Ich werde oft gefragt, wie unser Königsberger Dialekt geklungen hat. Wir sprachen Plattdeutsch, Königsberger Platt. Nicht dieses Ostpreußisch, wie man gemeinhin, aber irrig annimmt. Unser Platt ähnelte stark den anderen norddeutschen und friesischen Dialekten. In der Schule wurden wir angehalten, Hochdeutsch zu sprechen. Das änderte sich, sobald wir den Schulhof verließen. Zum Beispiel klangen unsere Abzählreime so:
Eene meene mompel,
De Düvel scheet een Grompel,
De Düvel scheet een groten Grompel.
Eene meene Mompel.
Für Un-Platte hier die Erläuterung: Mompel – das kann man nicht übersetzen, das Wort gibt es nämlich gar nicht. Es ist ein Kunstwort. Irgendwas musste sich ja später auf Grompel reimen. Mit Grompel ist nicht irgendein Haufen gemeint, sondern speziell ein Kackhaufen. De Düvel ist der Teufel und scheet ist die Vergangenheitsform von schieten. Na, und grot bezeichnet den Umfang dieses Haufens. Wir Jungens hatten noch andere Reime, welche allesamt nicht druckreif sind und die wir nur unter uns verwendeten – und auch nur dann, wenn keine Mädchen und Erwachsenen in der Nähe waren. Die kann man an dieser Stelle nicht wiedergeben.
Ein anderer ging:
„De Oma sökt de Brill,
Mank Schlorren und Gemüll,
Ond wo se sonst noch söke konnt.
De Oma sökt de Brill!“
Auf Hochdeutsch klänge das so:
Die Oma sucht die Brill‘
Zwischen Pantoffeln und Gemüll‘
Und wo sie sonst noch suchen könnt‘ –
Die Oma sucht die Brill‘
Zu Hause legten Opa Franz und Oma Lina Wert darauf, dass ich Hochdeutsch sprach, obwohl beide selber auf Platt miteinander plachanderten. Wenn es zum Beispiel frisches Brot gab und ich auf einen Sitz drei oder vier Stullen verputzte, dann kam sicher irgendwann der Einwand: „Jungchen, dat hees Versperbrot ond nich fret di dot!“ Sie stammten aus bescheidenen Verhältnissen und hatten selbst nicht viel zum Leben, aber sie gönnten ihrem Jungchen von Herzen seinen Appetit. Lieber hätten sie selber eine Scheibe weniger gegessen. Mangelnde Bildung führte damals unweigerlich in Mangel und Armut. Der kleine Gerd sollte frühzeitig darum lernen, nach der Schrift sprechen – schließlich sollte er es einmal zu etwas bringen und es besser haben als ein einfacher Arbeiter.

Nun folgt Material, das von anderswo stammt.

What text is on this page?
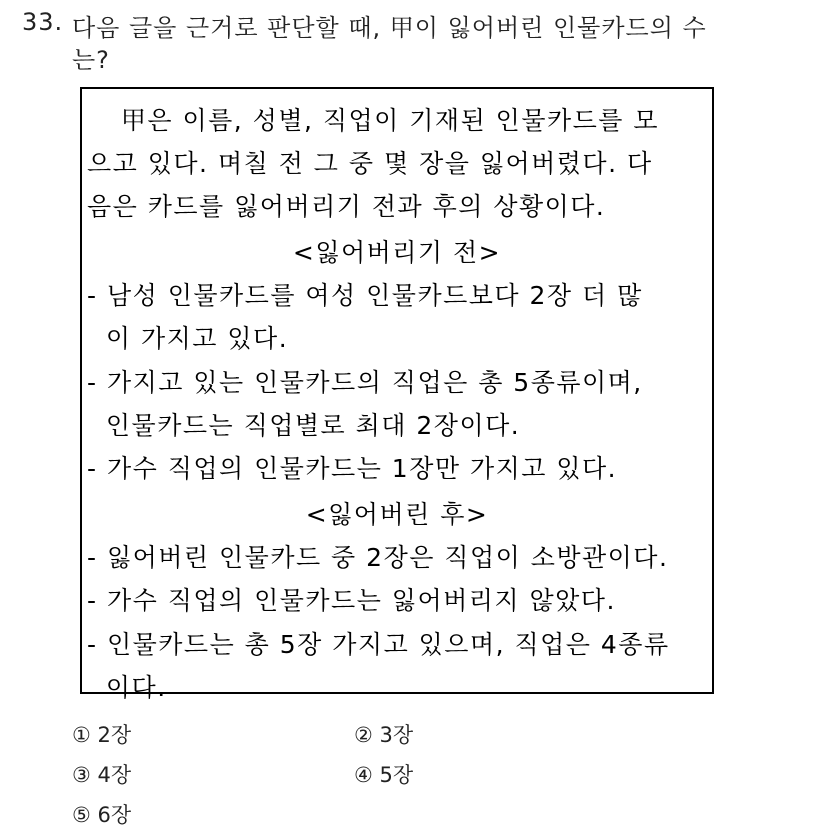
33. 다음 글을 근거로 판단할 때, 甲이 잃어버린 인물카드의 수
는?
甲은 이름, 성별, 직업이 기재된 인물카드를 모
으고 있다. 며칠 전 그 중 몇 장을 잃어버렸다. 다
음은 카드를 잃어버리기 전과 후의 상황이다.
<잃어버리기 전>
- 남성 인물카드를 여성 인물카드보다 2장 더 많
이 가지고 있다.
- 가지고 있는 인물카드의 직업은 총 5종류이며,
인물카드는 직업별로 최대 2장이다.
- 가수 직업의 인물카드는 1장만 가지고 있다.
<잃어버린 후>
- 잃어버린 인물카드 중 2장은 직업이 소방관이다.
- 가수 직업의 인물카드는 잃어버리지 않았다.
- 인물카드는 총 5장 가지고 있으며, 직업은 4종류
이다.
① 2장	② 3장
③ 4장	④ 5장
⑤ 6장
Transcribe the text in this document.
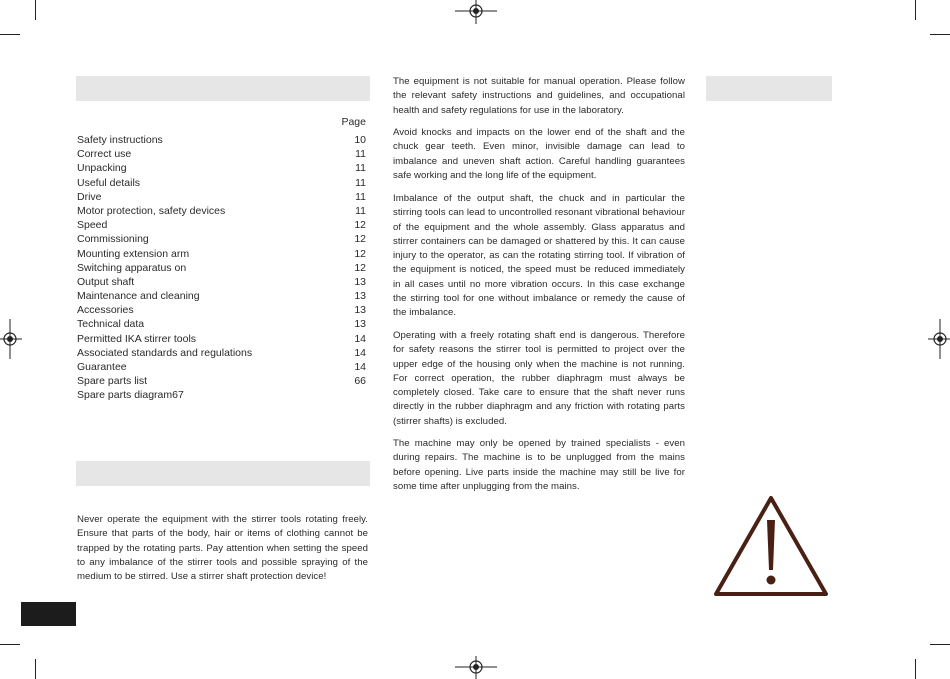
Page
Safety instructions	10
Correct use	11
Unpacking	11
Useful details	11
Drive	11
Motor protection, safety devices	11
Speed	12
Commissioning	12
Mounting extension arm	12
Switching apparatus on	12
Output shaft	13
Maintenance and cleaning	13
Accessories	13
Technical data	13
Permitted IKA stirrer tools	14
Associated standards and regulations	14
Guarantee	14
Spare parts list	66
Spare parts diagram67
Never operate the equipment with the stirrer tools rotating freely. Ensure that parts of the body, hair or items of clothing cannot be trapped by the rotating parts. Pay attention when setting the speed to any imbalance of the stirrer tools and possible spraying of the medium to be stirred. Use a stirrer shaft protection device!
The equipment is not suitable for manual operation. Please follow the relevant safety instructions and guidelines, and occupational health and safety regulations for use in the laboratory.
Avoid knocks and impacts on the lower end of the shaft and the chuck gear teeth. Even minor, invisible damage can lead to imbalance and uneven shaft action. Careful handling guarantees safe working and the long life of the equipment.
Imbalance of the output shaft, the chuck and in particular the stirring tools can lead to uncontrolled resonant vibrational behaviour of the equipment and the whole assembly. Glass apparatus and stirrer containers can be damaged or shattered by this. It can cause injury to the operator, as can the rotating stirring tool. If vibration of the equipment is noticed, the speed must be reduced immediately in all cases until no more vibration occurs. In this case exchange the stirring tool for one without imbalance or remedy the cause of the imbalance.
Operating with a freely rotating shaft end is dangerous. Therefore for safety reasons the stirrer tool is permitted to project over the upper edge of the housing only when the machine is not running. For correct operation, the rubber diaphragm must always be completely closed. Take care to ensure that the shaft never runs directly in the rubber diaphragm and any friction with rotating parts (stirrer shafts) is excluded.
The machine may only be opened by trained specialists - even during repairs. The machine is to be unplugged from the mains before opening. Live parts inside the machine may still be live for some time after unplugging from the mains.
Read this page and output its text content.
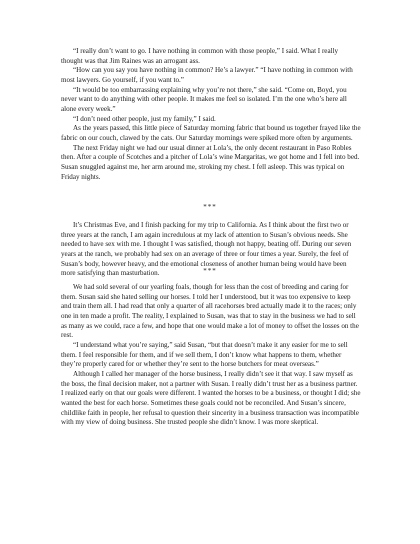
“I really don’t want to go. I have nothing in common with those people,” I said. What I really thought was that Jim Raines was an arrogant ass.

“How can you say you have nothing in common? He’s a lawyer.” “I have nothing in common with most lawyers. Go yourself, if you want to.”

“It would be too embarrassing explaining why you’re not there,” she said. “Come on, Boyd, you never want to do anything with other people. It makes me feel so isolated. I’m the one who’s here all alone every week.”

“I don’t need other people, just my family,” I said.

As the years passed, this little piece of Saturday morning fabric that bound us together frayed like the fabric on our couch, clawed by the cats. Our Saturday mornings were spiked more often by arguments.

The next Friday night we had our usual dinner at Lola’s, the only decent restaurant in Paso Robles then. After a couple of Scotches and a pitcher of Lola’s wine Margaritas, we got home and I fell into bed. Susan snuggled against me, her arm around me, stroking my chest. I fell asleep. This was typical on Friday nights.

***

It’s Christmas Eve, and I finish packing for my trip to California. As I think about the first two or three years at the ranch, I am again incredulous at my lack of attention to Susan’s obvious needs. She needed to have sex with me. I thought I was satisfied, though not happy, beating off. During our seven years at the ranch, we probably had sex on an average of three or four times a year. Surely, the feel of Susan’s body, however heavy, and the emotional closeness of another human being would have been more satisfying than masturbation.	***

We had sold several of our yearling foals, though for less than the cost of breeding and caring for them. Susan said she hated selling our horses. I told her I understood, but it was too expensive to keep and train them all. I had read that only a quarter of all racehorses bred actually made it to the races; only one in ten made a profit. The reality, I explained to Susan, was that to stay in the business we had to sell as many as we could, race a few, and hope that one would make a lot of money to offset the losses on the rest.

“I understand what you’re saying,” said Susan, “but that doesn’t make it any easier for me to sell them. I feel responsible for them, and if we sell them, I don’t know what happens to them, whether they’re properly cared for or whether they’re sent to the horse butchers for meat overseas.”

Although I called her manager of the horse business, I really didn’t see it that way. I saw myself as the boss, the final decision maker, not a partner with Susan. I really didn’t trust her as a business partner. I realized early on that our goals were different. I wanted the horses to be a business, or thought I did; she wanted the best for each horse. Sometimes these goals could not be reconciled. And Susan’s sincere, childlike faith in people, her refusal to question their sincerity in a business transaction was incompatible with my view of doing business. She trusted people she didn’t know. I was more skeptical.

Abschreckende Beispiele dafür, wie es in der Arbeiterklasse zuging, kannten meine Großeltern etliche, auch in unserem Haus. Der Vater meines Kumpels Alfred Drossel war so ein Fall. Drossels wohnten im dritten Stock, der Mann war Bauarbeiter. Freitags gab’s Löhnung, anschließend ging Herr Drossel für gewöhnlich in die Kneipe. Von dort durfte ihn seine Frau nicht herausholen, sonst gab’s handfesten Ärger. Was da wohl die anderen Männer sagen wurden, wenn seine Frau ihn nach Hause zitierte! Um den größeren Teil der kargen Löhnung vor dem Trinkschwund zu retten wurden oft wir Jungen vorgeschickt, um Vater Drossel zum heimgehen zu animieren. Trotz unserer Bemühungen (Jungchens, setzt auch man hin. Ihr dürft auch aus mejnem Glas trinken) kam Herr Drossel oft angetrunken nach Hause – obwohl, sturzbesoffen beschriebe seinen Zustand zutreffender. Die Stiege nach oben schaffte er jedenfalls nicht mehr aus eigener Kraft.

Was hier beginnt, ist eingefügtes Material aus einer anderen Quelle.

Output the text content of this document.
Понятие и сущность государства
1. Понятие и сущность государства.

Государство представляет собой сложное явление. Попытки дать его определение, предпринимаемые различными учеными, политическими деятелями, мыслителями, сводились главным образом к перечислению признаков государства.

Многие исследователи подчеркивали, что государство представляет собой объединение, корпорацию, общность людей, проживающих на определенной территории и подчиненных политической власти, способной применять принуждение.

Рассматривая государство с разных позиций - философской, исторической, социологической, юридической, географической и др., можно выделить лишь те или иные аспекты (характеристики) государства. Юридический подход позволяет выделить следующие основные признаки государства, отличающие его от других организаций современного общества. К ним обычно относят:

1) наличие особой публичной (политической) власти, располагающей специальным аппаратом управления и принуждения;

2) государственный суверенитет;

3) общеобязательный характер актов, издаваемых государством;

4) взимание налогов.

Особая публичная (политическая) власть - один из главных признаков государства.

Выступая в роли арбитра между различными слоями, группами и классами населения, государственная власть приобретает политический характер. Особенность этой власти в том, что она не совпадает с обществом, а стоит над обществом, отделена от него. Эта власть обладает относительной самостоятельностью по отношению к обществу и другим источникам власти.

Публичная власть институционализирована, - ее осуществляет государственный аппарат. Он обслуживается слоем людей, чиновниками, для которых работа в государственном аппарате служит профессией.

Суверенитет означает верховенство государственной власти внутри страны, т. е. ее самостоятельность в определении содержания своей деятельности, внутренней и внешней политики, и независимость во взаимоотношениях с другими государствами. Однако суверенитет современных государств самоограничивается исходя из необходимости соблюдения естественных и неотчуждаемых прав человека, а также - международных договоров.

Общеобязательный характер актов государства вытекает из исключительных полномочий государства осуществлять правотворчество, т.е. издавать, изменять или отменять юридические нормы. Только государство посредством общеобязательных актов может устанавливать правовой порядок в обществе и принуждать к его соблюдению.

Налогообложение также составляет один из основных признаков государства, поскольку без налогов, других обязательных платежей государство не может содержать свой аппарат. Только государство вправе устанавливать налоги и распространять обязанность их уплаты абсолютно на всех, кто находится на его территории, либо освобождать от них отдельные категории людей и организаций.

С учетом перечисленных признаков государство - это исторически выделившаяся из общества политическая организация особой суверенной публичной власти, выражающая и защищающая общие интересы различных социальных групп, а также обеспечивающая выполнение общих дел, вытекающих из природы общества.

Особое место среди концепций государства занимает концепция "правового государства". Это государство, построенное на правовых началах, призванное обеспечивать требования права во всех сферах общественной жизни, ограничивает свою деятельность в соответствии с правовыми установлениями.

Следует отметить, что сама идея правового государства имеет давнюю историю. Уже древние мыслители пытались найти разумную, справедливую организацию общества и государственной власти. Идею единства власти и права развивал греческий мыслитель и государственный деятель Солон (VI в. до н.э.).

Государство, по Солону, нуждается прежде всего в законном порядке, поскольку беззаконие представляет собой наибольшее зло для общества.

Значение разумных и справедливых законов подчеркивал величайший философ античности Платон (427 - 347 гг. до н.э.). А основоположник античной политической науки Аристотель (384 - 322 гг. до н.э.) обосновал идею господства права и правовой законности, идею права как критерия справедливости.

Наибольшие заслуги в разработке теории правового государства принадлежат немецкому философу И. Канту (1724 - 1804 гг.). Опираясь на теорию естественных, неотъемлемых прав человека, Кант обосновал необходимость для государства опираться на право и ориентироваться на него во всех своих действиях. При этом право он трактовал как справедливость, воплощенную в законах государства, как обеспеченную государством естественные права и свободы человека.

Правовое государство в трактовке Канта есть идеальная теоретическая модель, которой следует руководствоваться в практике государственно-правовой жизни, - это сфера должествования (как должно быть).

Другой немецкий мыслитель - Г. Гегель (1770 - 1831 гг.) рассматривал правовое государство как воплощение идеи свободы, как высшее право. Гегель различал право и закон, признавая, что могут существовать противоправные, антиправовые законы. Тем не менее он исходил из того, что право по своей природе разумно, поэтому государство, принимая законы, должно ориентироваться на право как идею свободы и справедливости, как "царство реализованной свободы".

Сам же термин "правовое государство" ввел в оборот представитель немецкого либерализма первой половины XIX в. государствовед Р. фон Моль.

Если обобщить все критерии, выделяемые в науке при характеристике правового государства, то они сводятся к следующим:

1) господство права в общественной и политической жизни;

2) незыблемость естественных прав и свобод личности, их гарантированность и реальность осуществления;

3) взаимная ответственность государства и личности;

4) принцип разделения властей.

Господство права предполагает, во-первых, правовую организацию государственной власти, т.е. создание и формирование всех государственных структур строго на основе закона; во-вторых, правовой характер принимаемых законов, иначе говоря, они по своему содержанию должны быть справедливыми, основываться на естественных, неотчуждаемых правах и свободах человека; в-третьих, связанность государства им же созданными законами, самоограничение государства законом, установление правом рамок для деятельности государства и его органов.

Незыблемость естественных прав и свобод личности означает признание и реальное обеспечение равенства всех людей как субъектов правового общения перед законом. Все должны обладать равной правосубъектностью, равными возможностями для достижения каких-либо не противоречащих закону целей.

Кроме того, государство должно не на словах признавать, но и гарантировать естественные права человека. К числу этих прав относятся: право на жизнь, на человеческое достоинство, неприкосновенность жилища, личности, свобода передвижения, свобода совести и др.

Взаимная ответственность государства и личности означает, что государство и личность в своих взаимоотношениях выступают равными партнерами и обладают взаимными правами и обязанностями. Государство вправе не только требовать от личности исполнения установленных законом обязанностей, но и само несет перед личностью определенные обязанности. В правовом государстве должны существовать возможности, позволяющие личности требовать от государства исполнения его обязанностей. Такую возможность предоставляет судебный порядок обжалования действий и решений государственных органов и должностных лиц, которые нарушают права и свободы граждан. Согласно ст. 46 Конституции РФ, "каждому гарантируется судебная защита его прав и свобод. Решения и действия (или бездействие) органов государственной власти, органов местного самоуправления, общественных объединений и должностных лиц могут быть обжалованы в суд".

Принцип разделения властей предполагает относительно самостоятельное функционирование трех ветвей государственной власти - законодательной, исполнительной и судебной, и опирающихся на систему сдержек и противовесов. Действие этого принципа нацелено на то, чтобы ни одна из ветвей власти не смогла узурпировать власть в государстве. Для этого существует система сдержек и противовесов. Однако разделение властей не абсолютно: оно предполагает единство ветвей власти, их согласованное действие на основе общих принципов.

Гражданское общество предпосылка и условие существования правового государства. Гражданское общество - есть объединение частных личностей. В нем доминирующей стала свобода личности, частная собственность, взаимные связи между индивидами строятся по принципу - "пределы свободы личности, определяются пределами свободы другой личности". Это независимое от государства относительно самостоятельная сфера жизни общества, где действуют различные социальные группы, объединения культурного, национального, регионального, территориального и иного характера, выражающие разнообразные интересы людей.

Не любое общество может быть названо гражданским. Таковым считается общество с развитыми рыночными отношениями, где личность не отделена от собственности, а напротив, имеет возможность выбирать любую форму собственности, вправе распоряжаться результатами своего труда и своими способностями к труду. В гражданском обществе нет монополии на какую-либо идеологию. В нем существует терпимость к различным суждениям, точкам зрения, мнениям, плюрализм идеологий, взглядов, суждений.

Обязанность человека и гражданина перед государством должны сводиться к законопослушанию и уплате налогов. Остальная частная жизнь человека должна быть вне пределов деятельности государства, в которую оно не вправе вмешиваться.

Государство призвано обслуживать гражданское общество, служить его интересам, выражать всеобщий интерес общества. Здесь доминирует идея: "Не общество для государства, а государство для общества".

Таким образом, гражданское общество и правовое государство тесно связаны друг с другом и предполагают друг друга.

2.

Lautstark, zunächst aber noch liebevoll, lockte er seine Angetraute um Assistenz herbei, sie solle ihn raufhelfen: „Minchen, min Süße, kumm runner ond hol mi rop!“ Auch der nächste Versuch war durchaus noch zivil – nur eben die Lautstärke nicht: „Marjellken, hörst du mi!? Kumm als runner ond hülf mi rop!“ – Trotz seiner Stimmgewalt und aller schmeichelnden Worte blieben seine Bitten jedoch unerwidert. Gehört haben wird ihn Frau Drossel sehr wohl, schließlich war inzwischen das ganze Haus wach. Nur stellte sie sich erst einmal taub. Schließlich wurde der Herr Gemahl ungehalten und in der Folge seine Aufforderungen deutlich derber: „Minna, du olle Su, kömmst du wohl endlich runner! Wart nur, wann ick di krieg! Hey, du ***, wach op!“
Es folgten weitere unfeine Ausdrücke, die ich hier nicht wiedergeben mag. Irgendwann sank er auf der Treppe zusammen und seine Frau traute sich runter. Drossel lallte nur noch unzusammenhängend vor sich hin, blieb aber friedlich. Vermutlich wartete die arme Frau stets so lange, bis der Göttergatte sich müde geschrien hatte und keine Energie mehr zum Aufbegehren hatte – oder zu Handgreiflichkeiten. Alle Nachbarn hörten seinen Ausfällen zwar pikiert zu, blicken ließ sich letztlich aber keiner. Wie gesagt, Herr Drossel schaffte am Bau und war sehr kräftig – auch (oder erst recht) im besoffenen Zustand wollte sich niemand mit ihm anlegen. Manche Probleme regeln sich irgendwann von alleine. Sobald bei Drossels die Tür klappte, konnten die anderen Hausbewohner erleichtert die Ohren von Wohnungstüren und Wänden nehmen und es kehrte endlich wieder Ruhe ein im Haus 1b.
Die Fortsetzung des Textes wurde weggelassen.